The bigger the App Store has grown, the more controversy it has courted. Almost from the beginning, Apple faced scrutiny over its continually changing, sometimes opaque guidelines for submission. In 2010, the company blocked a Pulitzer Prize-winning cartoonist's app from the store, on the grounds that it "ridicules public figures"; after an outcry, Apple backed down. Later, The Wall Street Journal found that dozens of apps transmit data without a user's knowledge or awareness. This year, the company agreed to a $100 million settlement after parents alleged the company had made it too easy for their children to rack up hundreds of dollars in in-app purchases without their consent.

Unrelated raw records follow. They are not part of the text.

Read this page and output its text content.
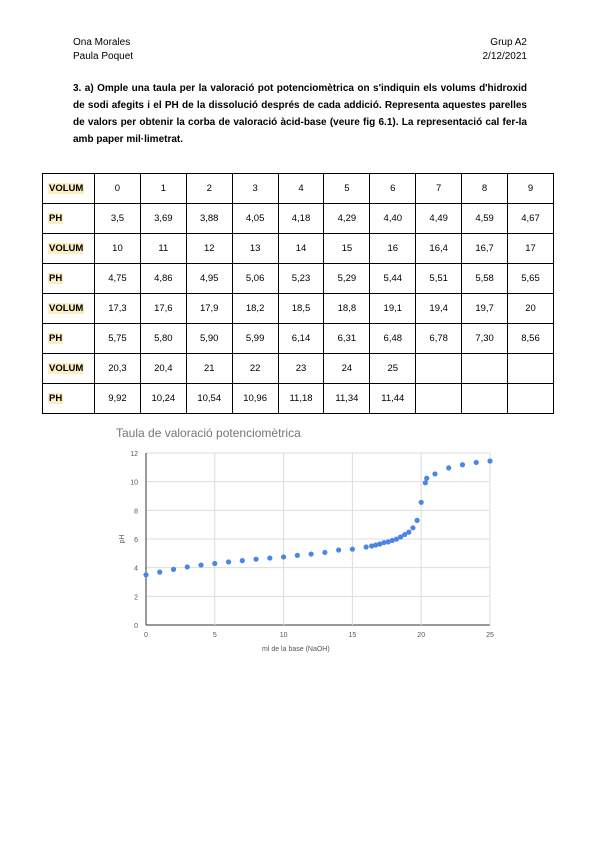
Ona Morales
Paula Poquet
Grup A2
2/12/2021
3. a) Omple una taula per la valoració pot potenciomètrica on s'indiquin els volums d'hidroxid de sodi afegits i el PH de la dissolució després de cada addició. Representa aquestes parelles de valors per obtenir la corba de valoració àcid-base (veure fig 6.1). La representació cal fer-la amb paper mil·limetrat.
VOLUM	0	1	2	3	4	5	6	7	8	9
PH	3,5	3,69	3,88	4,05	4,18	4,29	4,40	4,49	4,59	4,67
VOLUM	10	11	12	13	14	15	16	16,4	16,7	17
PH	4,75	4,86	4,95	5,06	5,23	5,29	5,44	5,51	5,58	5,65
VOLUM	17,3	17,6	17,9	18,2	18,5	18,8	19,1	19,4	19,7	20
PH	5,75	5,80	5,90	5,99	6,14	6,31	6,48	6,78	7,30	8,56
VOLUM	20,3	20,4	21	22	23	24	25			
PH	9,92	10,24	10,54	10,96	11,18	11,34	11,44			
Taula de valoració potenciomètrica
0
2
4
6
8
10
12
0	5	10	15	20	25
ml de la base (NaOH)
pH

Developers are quick to praise the App Store in public, but they also grumble about features it lacks that have been added by competing marketplaces: trial purchases, paid upgrades, and a way to respond to scathing reviews left on their apps, among others. And some venture capitalists say success in the App Store may be getting harder to come by. "We've gone from hundreds of applications to hundreds of thousands of applications, but that home screen on the iPhone only went from 20 slots to 24 slots," said Chi-Hua Chien, partner at Kleiner Perkins Caufield and Byer. "Think about that screen real estate as beachfront property — the beach isn't getting that much bigger, and there are a lot more people competing for that property."

Chien helps manage Kleiner Perkins' $200 million iFund, which has invested in mobile-focused companies including Twitter, Spotify, and Flipboard. He expects that plenty more innovation will be coming to the App Store and its peers. "We're still early in this evolution," he said. "The app store is a paradigm that is superior to the mobile web, and it's here to stay."